Step-by-step explanation:
To determine whether Chris Co. should outsource the production of surfboards, a quantitative analysis of the costs involved should be conducted. Let's break down the costs to compare in-house production versus outsourcing.
- In-house production per unit: $280
- Annual design costs: $25,000
- Facility-level costs: $50,000
- Potential lease revenue if outsourced: $1,000
- Cost of outsourcing per unit: $300
If produced in-house, the total cost for 1,000 surfboards is the sum of the unit-level costs, design costs, and facility-level costs:
Total in-house production costs = (1,000 units * $280/unit) + $25,000 + $50,000
= $280,000 + $75,000
= $355,000
If outsourced, Chris Co. will save the unit-level costs but will incur the outsourcing cost and lose design and facility-level costs (which are sunk costs and won't be recovered). They will gain an extra $1,000 from leasing the space.
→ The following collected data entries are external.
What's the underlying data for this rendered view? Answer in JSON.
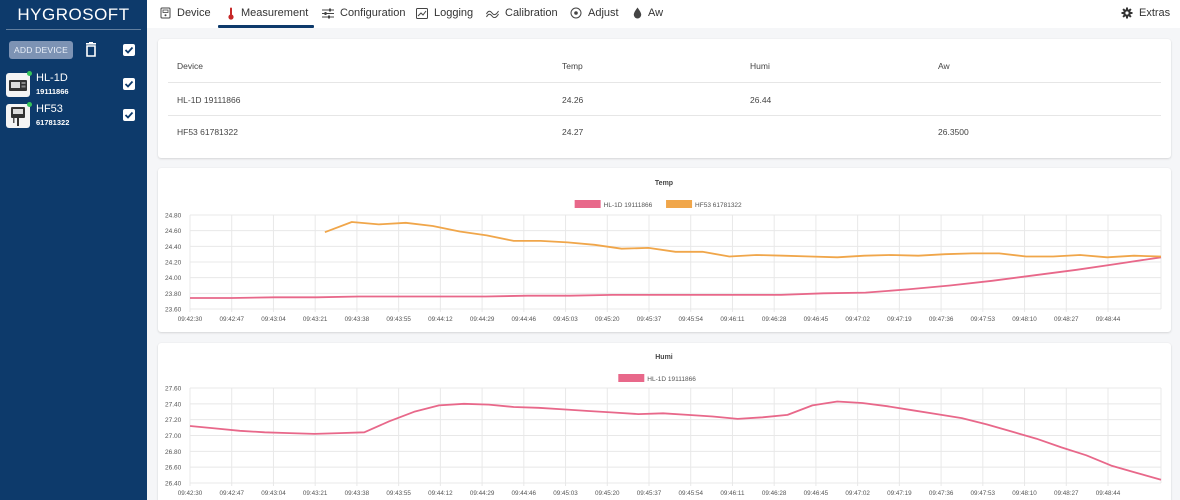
{
  "sidebar": {
    "brand": "HYGROSOFT",
    "add_device_label": "ADD DEVICE",
    "devices": [
      {
        "name": "HL-1D",
        "serial": "19111866"
      },
      {
        "name": "HF53",
        "serial": "61781322"
      }
    ]
  },
  "nav": {
    "tabs": [
      {
        "label": "Device",
        "icon": "device-icon"
      },
      {
        "label": "Measurement",
        "icon": "thermometer-icon"
      },
      {
        "label": "Configuration",
        "icon": "sliders-icon"
      },
      {
        "label": "Logging",
        "icon": "logging-icon"
      },
      {
        "label": "Calibration",
        "icon": "calibration-icon"
      },
      {
        "label": "Adjust",
        "icon": "target-icon"
      },
      {
        "label": "Aw",
        "icon": "drop-icon"
      }
    ],
    "active_tab": "Measurement",
    "extras_label": "Extras",
    "accent_color": "#0d3a6b"
  },
  "table": {
    "headers": [
      "Device",
      "Temp",
      "Humi",
      "Aw"
    ],
    "rows": [
      [
        "HL-1D 19111866",
        "24.26",
        "26.44",
        ""
      ],
      [
        "HF53 61781322",
        "24.27",
        "",
        "26.3500"
      ]
    ]
  },
  "chart_data": [
    {
      "type": "line",
      "title": "Temp",
      "x": [
        "09:42:30",
        "09:42:47",
        "09:43:04",
        "09:43:21",
        "09:43:38",
        "09:43:55",
        "09:44:12",
        "09:44:29",
        "09:44:46",
        "09:45:03",
        "09:45:20",
        "09:45:37",
        "09:45:54",
        "09:46:11",
        "09:46:28",
        "09:46:45",
        "09:47:02",
        "09:47:19",
        "09:47:36",
        "09:47:53",
        "09:48:10",
        "09:48:27",
        "09:48:44"
      ],
      "ylim": [
        23.6,
        24.8
      ],
      "yticks": [
        "24.80",
        "24.60",
        "24.40",
        "24.20",
        "24.00",
        "23.80",
        "23.60"
      ],
      "grid": true,
      "legend": "top-center",
      "series": [
        {
          "name": "HL-1D 19111866",
          "color": "#e8688a",
          "values": [
            23.74,
            23.74,
            23.75,
            23.75,
            23.76,
            23.76,
            23.76,
            23.76,
            23.77,
            23.77,
            23.78,
            23.78,
            23.78,
            23.78,
            23.78,
            23.8,
            23.81,
            23.85,
            23.9,
            23.96,
            24.03,
            24.1,
            24.18,
            24.26
          ]
        },
        {
          "name": "HF53 61781322",
          "color": "#f0a64a",
          "values": [
            null,
            null,
            null,
            null,
            null,
            24.58,
            24.71,
            24.68,
            24.7,
            24.66,
            24.59,
            24.54,
            24.47,
            24.47,
            24.45,
            24.42,
            24.37,
            24.38,
            24.33,
            24.33,
            24.27,
            24.29,
            24.28,
            24.27,
            24.26,
            24.28,
            24.29,
            24.28,
            24.3,
            24.31,
            24.31,
            24.27,
            24.27,
            24.29,
            24.26,
            24.28,
            24.27
          ]
        }
      ]
    },
    {
      "type": "line",
      "title": "Humi",
      "x": [
        "09:42:30",
        "09:42:47",
        "09:43:04",
        "09:43:21",
        "09:43:38",
        "09:43:55",
        "09:44:12",
        "09:44:29",
        "09:44:46",
        "09:45:03",
        "09:45:20",
        "09:45:37",
        "09:45:54",
        "09:46:11",
        "09:46:28",
        "09:46:45",
        "09:47:02",
        "09:47:19",
        "09:47:36",
        "09:47:53",
        "09:48:10",
        "09:48:27",
        "09:48:44"
      ],
      "ylim": [
        26.4,
        27.6
      ],
      "yticks": [
        "27.60",
        "27.40",
        "27.20",
        "27.00",
        "26.80",
        "26.60",
        "26.40"
      ],
      "grid": true,
      "legend": "top-center",
      "series": [
        {
          "name": "HL-1D 19111866",
          "color": "#e8688a",
          "values": [
            27.12,
            27.09,
            27.06,
            27.04,
            27.03,
            27.02,
            27.03,
            27.04,
            27.18,
            27.3,
            27.38,
            27.4,
            27.39,
            27.36,
            27.35,
            27.33,
            27.31,
            27.29,
            27.27,
            27.28,
            27.26,
            27.24,
            27.21,
            27.23,
            27.26,
            27.38,
            27.43,
            27.41,
            27.37,
            27.32,
            27.27,
            27.22,
            27.14,
            27.05,
            26.96,
            26.85,
            26.75,
            26.62,
            26.53,
            26.44
          ]
        }
      ]
    }
  ]
}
The total cost of outsourcing is:
Total outsourcing costs = (1,000 units * $300/unit) - $1,000
= $300,000 - $1,000
= $299,000
Comparing the total in-house production costs to the total outsourcing costs, Chris Co. can save:
Total savings from outsourcing = $355,000 - $299,000 = $56,000
Therefore, Chris Co. should outsource the production of surfboards because it will increase the profit by $56,000. Hence, d is the correct option.